The Big East now has lost five members that field high-level football teams to the ACC since 2004;Virginia Tech, Miami and Boston College left for the ACC in the ACC’s last expansion. With the departures of Syracuse and Pittsburgh and next year’s expected arrival of Texas Christian, the Big East would be left with only seven schools that play big-time college football, an untenable situation for any conference that wishes to remain in the Bowl Championship Series, the six-conference conglomerate that controls the financially lucrative bowl bids handed out to the league champions. (Georgetown is one of 10 current Big East members that does not play in the top tier of college football.)
Georgetown Athletics Director Lee Reed said in statement: “As a founding member of the Big East in 1979, we have confronted challenging moments in the past and we are confident that as we work through the events of the past days we will maintain the high quality of the Big East Conference.”
It was not immediately clear when the move by Syracuse and Pittsburgh would take effect. The Big East requires schools to give 27 months notice of plans to leave the conference and a payment of $5 million, but the timetable could be accelerated.
Swofford said Sunday that hurting the Big East was not the ACC’s intent. Rather, he said, the ACC had to protect its interests and had received overtures from a “double-digit” number of schools wanting to join the conference.
“In all my years of college athletics administration, I’ve never seen this level of uncertainty and potential fluidity among schools and conferences,” said Swofford, 62. “Schools are looking for stability. . . . And I think the conferences that appear to be stable moving forward are going to receive inquiries.”
But the ACC won’t necessarily stop at 14 schools. Maryland and Duke, charter members of the ACC, are among those advocating for further expansion to 16 to provide compelling divisional rivalries and simplify scheduling in football and men’s basketball, the sports that drive revenue and reputation in major college sports.
“Everybody has talked about the changing climate of college athletics, and we in the ACC wanted to make sure that we were going to be at the forefront and be able to attract the kind of members that fit our conference profile,” Maryland Athletic Director Kevin Anderson said in an interview. “At Maryland, we’re optimistic. We don’t think it’s going to stop there. We would support adding two more members with open arms.”
By adding Syracuse and Pittsburgh, two pillars of the Big East, the ACC restores the basketball hegemony it had ceded in recent years.

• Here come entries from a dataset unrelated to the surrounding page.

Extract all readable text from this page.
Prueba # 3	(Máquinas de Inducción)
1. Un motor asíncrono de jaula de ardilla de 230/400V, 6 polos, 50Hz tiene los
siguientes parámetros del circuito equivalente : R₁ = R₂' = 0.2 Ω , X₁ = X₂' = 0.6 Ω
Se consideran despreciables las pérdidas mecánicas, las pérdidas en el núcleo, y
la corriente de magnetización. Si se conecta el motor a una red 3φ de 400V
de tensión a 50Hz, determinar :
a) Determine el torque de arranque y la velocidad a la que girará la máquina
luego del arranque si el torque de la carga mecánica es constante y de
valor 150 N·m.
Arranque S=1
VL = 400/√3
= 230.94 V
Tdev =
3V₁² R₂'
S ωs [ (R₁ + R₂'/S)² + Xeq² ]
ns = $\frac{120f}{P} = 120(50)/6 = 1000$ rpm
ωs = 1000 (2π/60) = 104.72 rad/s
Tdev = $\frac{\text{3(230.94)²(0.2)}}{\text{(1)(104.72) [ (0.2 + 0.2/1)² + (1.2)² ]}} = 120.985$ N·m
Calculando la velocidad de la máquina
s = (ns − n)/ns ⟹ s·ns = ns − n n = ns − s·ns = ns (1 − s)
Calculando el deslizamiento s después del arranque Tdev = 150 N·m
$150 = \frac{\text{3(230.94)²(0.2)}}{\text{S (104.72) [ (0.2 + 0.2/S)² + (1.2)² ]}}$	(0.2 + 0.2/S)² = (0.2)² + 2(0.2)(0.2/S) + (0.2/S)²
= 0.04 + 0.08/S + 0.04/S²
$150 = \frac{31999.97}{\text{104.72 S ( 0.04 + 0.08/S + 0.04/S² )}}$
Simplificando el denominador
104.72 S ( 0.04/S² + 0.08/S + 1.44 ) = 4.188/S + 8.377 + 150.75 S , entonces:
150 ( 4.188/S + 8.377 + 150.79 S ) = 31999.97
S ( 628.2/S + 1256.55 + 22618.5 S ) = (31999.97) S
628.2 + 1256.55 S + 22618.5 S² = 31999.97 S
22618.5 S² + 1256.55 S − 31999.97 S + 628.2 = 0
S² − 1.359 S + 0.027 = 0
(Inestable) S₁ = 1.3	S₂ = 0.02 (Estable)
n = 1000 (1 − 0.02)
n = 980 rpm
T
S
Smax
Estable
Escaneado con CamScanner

The Big East sent a record 11 of its 16 teams to the NCAA men’s basketball tournament last season. The ACC managed just four NCAA tournament berths, with Maryland among the eight missing out.
Schools are also looking for money. The economic downturn has slashed public funding for higher education, college sports included. And as spending on college sports increases, athletic departments are seeking new ways to pay the bills. Among them: belonging to a major conference and sharing in the spoils of its lucrative TV deal. (The ACC’s deal with ESPN is projected to yield $13 million annually to each of its 12 member schools.)
Swofford expressed confidence that each school’s share would rise, rather than be diluted, once terms of the ESPN deal are renegotiated to reflect the addition of Syracuse and Pittsburgh.